Paper Number
ML10 My Program
Session
AI and ML in Rheology
Title
A general machine learning framework for accurate detection of cluster formation: A case study of polymer crystallization from molecular dynamics simulations with supervised and unsupervised approaches
Presentation Date and Time
October 22, 2025 (Wednesday) 2:30
Track / Room
Track 6 / Sweeney Ballroom C
Authors
- Tourani, Elyar (University of Tennessee, Chemical and Biomolecular Engineering)
- Edwards, Brian J. (University of Tennessee, Chemical and Biomolecular Engineering)
- Khomami, Bamin (University of Tennessee, Chemical and Biomolecular Engineering)
Author and Affiliation Lines
Elyar Tourani, Brian J. Edwards and Bamin Khomami
Chemical and Biomolecular Engineering, University of Tennessee, Knoxville, TN 37996
Speaker / Presenter
Tourani, Elyar
Keywords
theoretical methods; computational methods; artificial intelligence; machine learning; polymer melts
Text of Abstract
In this study, we present an integrated machine learning workflow for the detection and quantification of structural transformations, such as crystallization, in polymeric systems using molecular dynamics simulation data. We construct a high-dimensional feature vector for each atom, combining thermodynamic-like variables (local entropy and enthalpy), geometric descriptors, and invariant bond orientational order parameters, and apply dimensionality reduction techniques (PCA, UMAP, and VAE) to project this space into low-dimensional embeddings, exposing latent structural fingerprints.
Unsupervised clustering methods (KMeans, GMM, and HDBSCAN) are then used to label atoms as crystalline or amorphous, with UMAP and subsequent HDBSCAN yielding the highest cluster quality metrics.

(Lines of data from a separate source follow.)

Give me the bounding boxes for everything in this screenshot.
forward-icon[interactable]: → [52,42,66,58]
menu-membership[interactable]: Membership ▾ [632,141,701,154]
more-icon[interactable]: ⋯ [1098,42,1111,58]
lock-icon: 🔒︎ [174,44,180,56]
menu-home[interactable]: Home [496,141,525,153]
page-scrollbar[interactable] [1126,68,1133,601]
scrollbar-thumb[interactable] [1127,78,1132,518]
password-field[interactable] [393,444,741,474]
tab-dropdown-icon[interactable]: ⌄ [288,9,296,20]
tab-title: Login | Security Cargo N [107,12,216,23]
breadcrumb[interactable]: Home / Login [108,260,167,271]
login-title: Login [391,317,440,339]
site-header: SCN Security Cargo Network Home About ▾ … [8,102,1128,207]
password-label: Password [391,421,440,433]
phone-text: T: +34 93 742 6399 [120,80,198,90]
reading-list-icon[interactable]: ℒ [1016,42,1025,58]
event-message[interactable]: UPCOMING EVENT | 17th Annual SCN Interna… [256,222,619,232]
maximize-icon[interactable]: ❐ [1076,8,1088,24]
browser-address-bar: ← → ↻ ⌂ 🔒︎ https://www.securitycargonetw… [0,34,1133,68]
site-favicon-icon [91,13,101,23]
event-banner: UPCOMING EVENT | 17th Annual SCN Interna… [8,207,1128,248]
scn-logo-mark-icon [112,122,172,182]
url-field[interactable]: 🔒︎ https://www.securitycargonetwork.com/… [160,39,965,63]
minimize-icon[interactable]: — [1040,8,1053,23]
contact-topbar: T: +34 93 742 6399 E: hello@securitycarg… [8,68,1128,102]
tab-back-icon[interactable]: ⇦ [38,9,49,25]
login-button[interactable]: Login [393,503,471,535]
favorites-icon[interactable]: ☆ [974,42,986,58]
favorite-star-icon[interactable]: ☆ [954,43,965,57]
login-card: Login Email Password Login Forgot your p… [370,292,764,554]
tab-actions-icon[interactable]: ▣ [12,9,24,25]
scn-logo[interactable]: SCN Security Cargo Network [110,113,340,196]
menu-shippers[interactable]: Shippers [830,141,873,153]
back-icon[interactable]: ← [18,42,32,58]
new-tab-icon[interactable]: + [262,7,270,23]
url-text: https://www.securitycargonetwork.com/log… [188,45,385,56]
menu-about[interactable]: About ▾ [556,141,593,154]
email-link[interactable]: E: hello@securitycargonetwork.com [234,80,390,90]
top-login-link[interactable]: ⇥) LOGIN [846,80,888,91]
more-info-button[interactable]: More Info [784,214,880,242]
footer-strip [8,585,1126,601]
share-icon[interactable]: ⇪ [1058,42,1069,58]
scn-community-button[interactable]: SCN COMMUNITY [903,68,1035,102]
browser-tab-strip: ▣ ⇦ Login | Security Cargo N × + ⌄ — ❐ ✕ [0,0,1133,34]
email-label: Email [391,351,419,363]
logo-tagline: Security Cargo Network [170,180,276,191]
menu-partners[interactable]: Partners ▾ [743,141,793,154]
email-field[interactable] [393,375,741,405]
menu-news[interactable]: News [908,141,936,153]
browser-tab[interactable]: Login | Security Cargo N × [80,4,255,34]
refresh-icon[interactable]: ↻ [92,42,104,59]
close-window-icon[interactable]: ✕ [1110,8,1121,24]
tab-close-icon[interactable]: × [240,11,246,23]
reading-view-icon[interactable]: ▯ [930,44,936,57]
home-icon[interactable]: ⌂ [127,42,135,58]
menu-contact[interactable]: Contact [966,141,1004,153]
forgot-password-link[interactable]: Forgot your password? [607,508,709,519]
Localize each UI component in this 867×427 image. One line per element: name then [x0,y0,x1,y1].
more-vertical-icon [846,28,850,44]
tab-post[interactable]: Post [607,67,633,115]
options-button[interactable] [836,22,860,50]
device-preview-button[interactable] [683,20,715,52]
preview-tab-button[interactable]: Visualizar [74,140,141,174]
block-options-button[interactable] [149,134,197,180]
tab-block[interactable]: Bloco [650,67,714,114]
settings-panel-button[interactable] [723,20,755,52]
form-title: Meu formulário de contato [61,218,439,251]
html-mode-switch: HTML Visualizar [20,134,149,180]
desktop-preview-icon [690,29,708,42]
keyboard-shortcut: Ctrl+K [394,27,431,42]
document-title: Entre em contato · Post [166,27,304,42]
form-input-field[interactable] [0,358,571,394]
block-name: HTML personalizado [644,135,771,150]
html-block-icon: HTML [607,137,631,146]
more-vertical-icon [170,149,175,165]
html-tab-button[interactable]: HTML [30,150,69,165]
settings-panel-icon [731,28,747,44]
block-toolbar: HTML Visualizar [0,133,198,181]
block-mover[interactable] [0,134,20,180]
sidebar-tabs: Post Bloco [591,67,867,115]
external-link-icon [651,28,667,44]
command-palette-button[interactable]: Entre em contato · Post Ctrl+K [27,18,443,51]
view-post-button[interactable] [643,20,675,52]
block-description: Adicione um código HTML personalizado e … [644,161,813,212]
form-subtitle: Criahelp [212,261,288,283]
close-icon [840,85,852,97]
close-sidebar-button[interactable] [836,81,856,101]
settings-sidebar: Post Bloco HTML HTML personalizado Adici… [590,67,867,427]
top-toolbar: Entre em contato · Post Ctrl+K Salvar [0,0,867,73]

To validate and interpret these clusters, we train supervised binary classifiers (logistic regression, random forest, and gradient boosting) on the same feature set and demonstrate that the clustering-derived label is markedly more predictable than any individual physical threshold. Feature importance analyzes reveal that q6, local entropy, and p2 contribute most strongly to classification performance.
We use these insights to define a composite crystallinity parameter, C, by fitting a logistic model to the top three descriptors. The resulting C distribution is robustly bimodal in all simulation time steps, providing a sensitive, generalizable indicator of crystalline versus amorphous environments. Crucially, C can be calibrated using just one or a few representative snapshots and then efficiently computed throughout the trajectory to track the crystallinity evolution. We further show that the time-dependent growth rate extracted from C closely matches the values reported in the literature for the kinetics of polymer crystallization.